A sequence of clicks in otherwise mundane radio signals may indicate the presence of aliens on a Jovian moon in Donoghue’s (UMO, 2018, etc.) sci-fi series entry.
Aerospace engineer Kiera Walsh’s former roommate asks her to meet with a man named Ajay Joshi. He’s an accountant by trade, but he’s also an amateur astronomer who’s made a discovery that Kiera has trouble believing. Specifically, he’s found periodic clicking noises in readily available NASA recordings of Jupiter’s radio waves. Most people claim that these are merely interference, but Ajay surmises that the clicks, which occur in a pattern, are an alien broadcast to Earth from Callisto, one of Jupiter’s moons. When Kiera peruses the recordings, she finds some validity in Ajay’s claims. She and fellow engineer Dante Fulton relay the information to billionaire Augustus Amato, whose company, A3rospace Industries, is focused on deep-space exploration. Amato responds by expediting a mission to Callisto; he suspects that if NASA makes it there first, there will be a coverup. Apparently, NASA has plenty of secrets, including a failed space mission to Callisto 23 years ago and the discovery of alien beings there, known as UMOs (“unidentified magnetic objects”). Soon, the race to Callisto becomes a tense standoff. Donoghue’s multigenre approach to his series opener is a triumph. Although it’s primarily science fiction, the story also boasts thrillerlike suspense (Amato is threatened with imprisonment at one point) and mystery (very little is known about the UMOs, which appear as light). Numerous characters evolve over the course of the story even though it’s only Book 1: Ajay turns out to be more than just an internet conspiracy theorist, and NASA’s chief administrator, Dennis Pritchard, begins as Amato’s ally, but circumstances change their relationship.

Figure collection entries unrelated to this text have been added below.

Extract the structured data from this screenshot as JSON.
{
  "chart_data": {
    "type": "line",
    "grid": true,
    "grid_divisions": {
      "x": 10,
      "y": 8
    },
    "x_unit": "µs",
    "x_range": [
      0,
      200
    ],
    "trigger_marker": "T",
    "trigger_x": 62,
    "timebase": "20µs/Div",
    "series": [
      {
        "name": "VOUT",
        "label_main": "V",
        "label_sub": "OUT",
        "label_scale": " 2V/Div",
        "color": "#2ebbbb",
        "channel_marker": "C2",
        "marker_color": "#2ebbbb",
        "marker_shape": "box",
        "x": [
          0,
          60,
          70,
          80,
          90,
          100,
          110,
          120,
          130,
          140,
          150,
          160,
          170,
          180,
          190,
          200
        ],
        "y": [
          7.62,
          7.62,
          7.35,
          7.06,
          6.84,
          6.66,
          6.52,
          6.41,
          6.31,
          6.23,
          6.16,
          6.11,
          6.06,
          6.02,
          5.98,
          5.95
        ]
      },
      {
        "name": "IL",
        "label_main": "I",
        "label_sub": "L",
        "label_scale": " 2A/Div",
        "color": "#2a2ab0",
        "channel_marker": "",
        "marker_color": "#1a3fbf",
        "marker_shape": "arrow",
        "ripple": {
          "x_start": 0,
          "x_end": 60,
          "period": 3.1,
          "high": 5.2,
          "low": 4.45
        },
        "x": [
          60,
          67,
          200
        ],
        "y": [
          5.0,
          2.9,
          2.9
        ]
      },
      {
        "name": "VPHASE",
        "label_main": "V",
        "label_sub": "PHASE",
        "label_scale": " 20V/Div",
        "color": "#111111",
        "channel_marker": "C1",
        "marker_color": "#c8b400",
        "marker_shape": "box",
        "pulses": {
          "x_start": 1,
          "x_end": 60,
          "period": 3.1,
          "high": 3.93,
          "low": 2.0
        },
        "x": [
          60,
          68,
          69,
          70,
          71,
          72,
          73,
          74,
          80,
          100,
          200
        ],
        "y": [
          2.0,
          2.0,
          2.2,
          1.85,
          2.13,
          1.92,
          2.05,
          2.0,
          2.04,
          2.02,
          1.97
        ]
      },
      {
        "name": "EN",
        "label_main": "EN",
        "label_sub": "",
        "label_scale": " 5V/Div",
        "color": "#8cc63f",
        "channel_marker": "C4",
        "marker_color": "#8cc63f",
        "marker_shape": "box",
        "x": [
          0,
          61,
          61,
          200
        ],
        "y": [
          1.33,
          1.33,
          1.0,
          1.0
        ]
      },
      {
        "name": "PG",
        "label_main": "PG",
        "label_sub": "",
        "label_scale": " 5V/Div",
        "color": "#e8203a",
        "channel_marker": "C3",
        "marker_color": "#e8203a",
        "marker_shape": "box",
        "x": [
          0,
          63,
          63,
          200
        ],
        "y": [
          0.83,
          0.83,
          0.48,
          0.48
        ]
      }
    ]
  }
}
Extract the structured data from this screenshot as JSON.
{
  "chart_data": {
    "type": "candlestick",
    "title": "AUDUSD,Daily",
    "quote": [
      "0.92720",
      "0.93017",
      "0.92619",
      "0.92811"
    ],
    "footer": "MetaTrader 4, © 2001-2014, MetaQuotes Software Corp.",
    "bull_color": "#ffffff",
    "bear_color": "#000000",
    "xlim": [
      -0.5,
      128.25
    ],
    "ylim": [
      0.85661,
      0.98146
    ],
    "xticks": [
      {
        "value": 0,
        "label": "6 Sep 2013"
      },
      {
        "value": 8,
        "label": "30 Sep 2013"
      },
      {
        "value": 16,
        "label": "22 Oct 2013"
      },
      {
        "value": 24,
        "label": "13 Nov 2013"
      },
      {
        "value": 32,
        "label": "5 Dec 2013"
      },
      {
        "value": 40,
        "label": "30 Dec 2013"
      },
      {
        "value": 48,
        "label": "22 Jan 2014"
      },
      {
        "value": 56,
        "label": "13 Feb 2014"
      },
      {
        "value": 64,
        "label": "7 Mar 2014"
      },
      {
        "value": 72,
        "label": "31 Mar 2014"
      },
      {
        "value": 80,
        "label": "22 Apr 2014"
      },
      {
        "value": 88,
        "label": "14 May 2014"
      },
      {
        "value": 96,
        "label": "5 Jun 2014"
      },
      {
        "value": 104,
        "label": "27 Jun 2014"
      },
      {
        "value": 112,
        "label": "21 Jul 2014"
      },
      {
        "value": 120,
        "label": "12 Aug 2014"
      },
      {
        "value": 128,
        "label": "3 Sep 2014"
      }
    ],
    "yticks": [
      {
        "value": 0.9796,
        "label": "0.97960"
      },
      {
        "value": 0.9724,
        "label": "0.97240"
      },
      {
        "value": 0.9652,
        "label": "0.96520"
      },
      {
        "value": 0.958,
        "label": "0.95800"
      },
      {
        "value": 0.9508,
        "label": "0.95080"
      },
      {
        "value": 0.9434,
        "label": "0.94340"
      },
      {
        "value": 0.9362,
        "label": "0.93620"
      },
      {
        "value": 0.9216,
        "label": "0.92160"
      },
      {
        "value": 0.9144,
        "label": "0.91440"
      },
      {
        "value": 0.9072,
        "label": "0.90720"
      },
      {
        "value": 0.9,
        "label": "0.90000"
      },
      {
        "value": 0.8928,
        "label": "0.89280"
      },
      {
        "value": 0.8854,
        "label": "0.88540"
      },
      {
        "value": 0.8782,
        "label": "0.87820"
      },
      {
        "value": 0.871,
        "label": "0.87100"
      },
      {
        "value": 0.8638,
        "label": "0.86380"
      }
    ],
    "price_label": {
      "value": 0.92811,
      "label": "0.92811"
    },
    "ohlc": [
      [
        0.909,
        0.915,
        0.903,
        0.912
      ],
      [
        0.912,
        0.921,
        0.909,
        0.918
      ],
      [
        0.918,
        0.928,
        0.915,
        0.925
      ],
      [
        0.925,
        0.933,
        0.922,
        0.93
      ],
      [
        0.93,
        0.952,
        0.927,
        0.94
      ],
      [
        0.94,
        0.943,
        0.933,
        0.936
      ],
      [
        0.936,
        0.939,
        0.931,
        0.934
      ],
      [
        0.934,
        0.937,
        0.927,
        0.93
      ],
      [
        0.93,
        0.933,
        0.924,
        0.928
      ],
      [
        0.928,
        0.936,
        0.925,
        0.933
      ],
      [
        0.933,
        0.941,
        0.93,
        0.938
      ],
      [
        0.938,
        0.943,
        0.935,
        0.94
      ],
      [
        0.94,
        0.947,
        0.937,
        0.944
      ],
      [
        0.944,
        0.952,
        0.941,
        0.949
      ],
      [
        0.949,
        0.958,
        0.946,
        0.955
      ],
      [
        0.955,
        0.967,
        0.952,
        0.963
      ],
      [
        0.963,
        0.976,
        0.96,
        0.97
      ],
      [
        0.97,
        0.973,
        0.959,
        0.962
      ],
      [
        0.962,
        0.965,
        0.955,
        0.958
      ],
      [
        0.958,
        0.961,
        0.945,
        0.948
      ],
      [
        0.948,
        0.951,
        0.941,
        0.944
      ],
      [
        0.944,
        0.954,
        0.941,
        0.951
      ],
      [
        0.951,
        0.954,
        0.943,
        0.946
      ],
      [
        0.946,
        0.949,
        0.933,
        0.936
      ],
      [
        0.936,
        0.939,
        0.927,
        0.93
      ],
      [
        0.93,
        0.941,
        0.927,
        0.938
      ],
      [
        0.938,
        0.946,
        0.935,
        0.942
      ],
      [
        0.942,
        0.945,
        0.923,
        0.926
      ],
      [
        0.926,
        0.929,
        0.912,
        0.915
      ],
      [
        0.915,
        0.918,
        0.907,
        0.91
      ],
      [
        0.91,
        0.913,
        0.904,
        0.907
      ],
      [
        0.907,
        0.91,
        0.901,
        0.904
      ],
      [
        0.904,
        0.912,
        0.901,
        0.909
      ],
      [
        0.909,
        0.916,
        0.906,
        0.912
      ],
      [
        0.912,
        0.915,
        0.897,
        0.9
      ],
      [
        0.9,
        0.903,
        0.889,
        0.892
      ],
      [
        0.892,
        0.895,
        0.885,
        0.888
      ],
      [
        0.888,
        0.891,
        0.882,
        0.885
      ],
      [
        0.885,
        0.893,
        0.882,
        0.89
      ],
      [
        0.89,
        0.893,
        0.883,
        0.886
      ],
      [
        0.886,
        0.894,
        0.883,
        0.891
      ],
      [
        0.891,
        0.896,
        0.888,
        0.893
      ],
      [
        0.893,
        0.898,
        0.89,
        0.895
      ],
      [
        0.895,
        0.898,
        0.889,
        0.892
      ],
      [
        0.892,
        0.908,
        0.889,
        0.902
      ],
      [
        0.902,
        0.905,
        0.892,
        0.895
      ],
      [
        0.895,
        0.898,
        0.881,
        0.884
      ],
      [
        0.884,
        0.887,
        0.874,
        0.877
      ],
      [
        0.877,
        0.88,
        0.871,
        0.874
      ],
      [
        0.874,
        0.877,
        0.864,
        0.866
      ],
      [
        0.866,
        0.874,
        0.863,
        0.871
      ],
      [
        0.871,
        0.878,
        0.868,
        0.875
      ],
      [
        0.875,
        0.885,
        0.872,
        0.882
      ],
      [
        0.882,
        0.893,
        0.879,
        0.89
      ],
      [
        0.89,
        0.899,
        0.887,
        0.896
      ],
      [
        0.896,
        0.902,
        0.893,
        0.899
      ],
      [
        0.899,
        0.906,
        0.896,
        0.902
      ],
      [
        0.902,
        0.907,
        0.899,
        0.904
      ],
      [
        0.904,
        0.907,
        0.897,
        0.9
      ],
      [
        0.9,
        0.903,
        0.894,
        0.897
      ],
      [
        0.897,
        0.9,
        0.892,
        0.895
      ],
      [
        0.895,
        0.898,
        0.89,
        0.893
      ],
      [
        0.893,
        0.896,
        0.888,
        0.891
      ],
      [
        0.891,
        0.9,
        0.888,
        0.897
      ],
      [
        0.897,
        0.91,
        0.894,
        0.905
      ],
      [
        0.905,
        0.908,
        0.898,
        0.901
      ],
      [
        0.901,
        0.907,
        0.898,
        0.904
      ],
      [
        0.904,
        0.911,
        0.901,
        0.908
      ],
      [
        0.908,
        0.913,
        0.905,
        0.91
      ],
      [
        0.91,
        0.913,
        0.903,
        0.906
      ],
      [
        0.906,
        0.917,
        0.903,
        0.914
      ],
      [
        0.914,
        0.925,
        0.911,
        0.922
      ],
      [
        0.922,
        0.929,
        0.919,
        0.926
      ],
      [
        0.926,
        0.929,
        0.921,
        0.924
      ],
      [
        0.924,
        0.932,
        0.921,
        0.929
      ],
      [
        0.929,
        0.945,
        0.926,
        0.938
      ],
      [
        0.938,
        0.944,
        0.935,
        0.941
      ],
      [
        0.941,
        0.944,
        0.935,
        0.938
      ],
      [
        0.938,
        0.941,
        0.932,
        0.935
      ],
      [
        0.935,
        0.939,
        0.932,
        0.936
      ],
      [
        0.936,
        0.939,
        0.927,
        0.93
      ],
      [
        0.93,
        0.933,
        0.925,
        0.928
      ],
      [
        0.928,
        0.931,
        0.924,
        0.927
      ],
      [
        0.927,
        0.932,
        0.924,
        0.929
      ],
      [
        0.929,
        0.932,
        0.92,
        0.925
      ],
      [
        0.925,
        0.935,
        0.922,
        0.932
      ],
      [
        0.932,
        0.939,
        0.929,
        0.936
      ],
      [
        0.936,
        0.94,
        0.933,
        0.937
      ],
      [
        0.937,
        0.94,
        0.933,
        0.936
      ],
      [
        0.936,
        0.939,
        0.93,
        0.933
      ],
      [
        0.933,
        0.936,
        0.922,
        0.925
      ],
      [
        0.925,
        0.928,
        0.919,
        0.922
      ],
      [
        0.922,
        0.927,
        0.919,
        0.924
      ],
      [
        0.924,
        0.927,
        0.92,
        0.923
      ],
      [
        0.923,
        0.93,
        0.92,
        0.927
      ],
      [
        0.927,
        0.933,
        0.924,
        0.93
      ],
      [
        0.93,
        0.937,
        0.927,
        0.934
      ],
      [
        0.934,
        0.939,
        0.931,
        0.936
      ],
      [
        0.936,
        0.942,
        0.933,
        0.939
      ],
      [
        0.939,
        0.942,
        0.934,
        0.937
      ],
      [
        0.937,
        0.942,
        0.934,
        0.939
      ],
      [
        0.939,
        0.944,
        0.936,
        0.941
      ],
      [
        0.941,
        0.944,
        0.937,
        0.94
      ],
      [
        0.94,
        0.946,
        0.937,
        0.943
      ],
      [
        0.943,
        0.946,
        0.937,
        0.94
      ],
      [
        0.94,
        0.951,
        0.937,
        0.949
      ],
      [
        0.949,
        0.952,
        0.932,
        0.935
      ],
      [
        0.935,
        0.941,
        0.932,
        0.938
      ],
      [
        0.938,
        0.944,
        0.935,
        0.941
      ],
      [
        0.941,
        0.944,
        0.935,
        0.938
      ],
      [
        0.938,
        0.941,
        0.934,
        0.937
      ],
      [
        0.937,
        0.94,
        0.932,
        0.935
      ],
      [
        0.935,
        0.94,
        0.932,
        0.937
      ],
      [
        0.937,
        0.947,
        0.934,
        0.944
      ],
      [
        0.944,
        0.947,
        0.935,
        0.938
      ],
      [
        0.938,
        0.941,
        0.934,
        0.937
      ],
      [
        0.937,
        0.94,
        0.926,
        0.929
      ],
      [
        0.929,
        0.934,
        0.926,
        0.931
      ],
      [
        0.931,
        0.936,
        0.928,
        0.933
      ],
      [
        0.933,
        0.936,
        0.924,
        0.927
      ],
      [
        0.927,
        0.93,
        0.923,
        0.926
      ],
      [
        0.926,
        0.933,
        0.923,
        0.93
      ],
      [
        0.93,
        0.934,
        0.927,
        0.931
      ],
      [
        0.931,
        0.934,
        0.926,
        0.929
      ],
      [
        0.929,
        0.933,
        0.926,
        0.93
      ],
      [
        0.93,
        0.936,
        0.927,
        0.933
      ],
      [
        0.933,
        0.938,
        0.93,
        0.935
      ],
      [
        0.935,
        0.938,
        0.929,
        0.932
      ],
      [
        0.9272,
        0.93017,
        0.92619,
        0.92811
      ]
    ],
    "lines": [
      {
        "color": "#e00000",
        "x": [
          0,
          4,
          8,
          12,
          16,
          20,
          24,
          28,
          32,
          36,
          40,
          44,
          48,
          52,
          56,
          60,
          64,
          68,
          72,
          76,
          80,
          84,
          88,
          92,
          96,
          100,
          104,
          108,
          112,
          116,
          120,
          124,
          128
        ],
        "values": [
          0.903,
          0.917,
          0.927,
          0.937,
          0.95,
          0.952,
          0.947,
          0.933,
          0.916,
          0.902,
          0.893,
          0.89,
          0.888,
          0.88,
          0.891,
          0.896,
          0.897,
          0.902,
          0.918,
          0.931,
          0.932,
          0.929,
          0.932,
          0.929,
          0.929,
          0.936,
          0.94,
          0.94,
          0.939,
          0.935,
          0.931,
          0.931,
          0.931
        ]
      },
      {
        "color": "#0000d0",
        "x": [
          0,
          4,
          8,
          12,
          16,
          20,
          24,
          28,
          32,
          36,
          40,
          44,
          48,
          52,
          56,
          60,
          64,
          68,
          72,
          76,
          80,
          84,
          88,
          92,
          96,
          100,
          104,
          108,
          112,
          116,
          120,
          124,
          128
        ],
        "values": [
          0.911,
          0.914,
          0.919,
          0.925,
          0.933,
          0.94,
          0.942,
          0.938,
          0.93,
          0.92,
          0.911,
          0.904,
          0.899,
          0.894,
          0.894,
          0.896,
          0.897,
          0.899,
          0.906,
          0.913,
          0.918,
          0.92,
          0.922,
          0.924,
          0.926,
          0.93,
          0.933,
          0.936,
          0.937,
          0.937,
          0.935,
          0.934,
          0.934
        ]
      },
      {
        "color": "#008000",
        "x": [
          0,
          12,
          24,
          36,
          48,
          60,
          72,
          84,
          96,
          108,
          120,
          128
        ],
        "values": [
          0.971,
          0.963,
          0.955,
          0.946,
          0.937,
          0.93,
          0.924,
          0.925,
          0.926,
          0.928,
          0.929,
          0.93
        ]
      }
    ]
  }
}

The narrative is largely driven by dialogue—intelligent, engrossing discussions of such subjects as probe launching and how the UMOs’ behavior is akin to that of Earth’s bees. This approach results in minimal action scenes, but the ending promises further adventures with these well-drawn characters.
A promising, if chatty, first installment in a spacefaring adventure.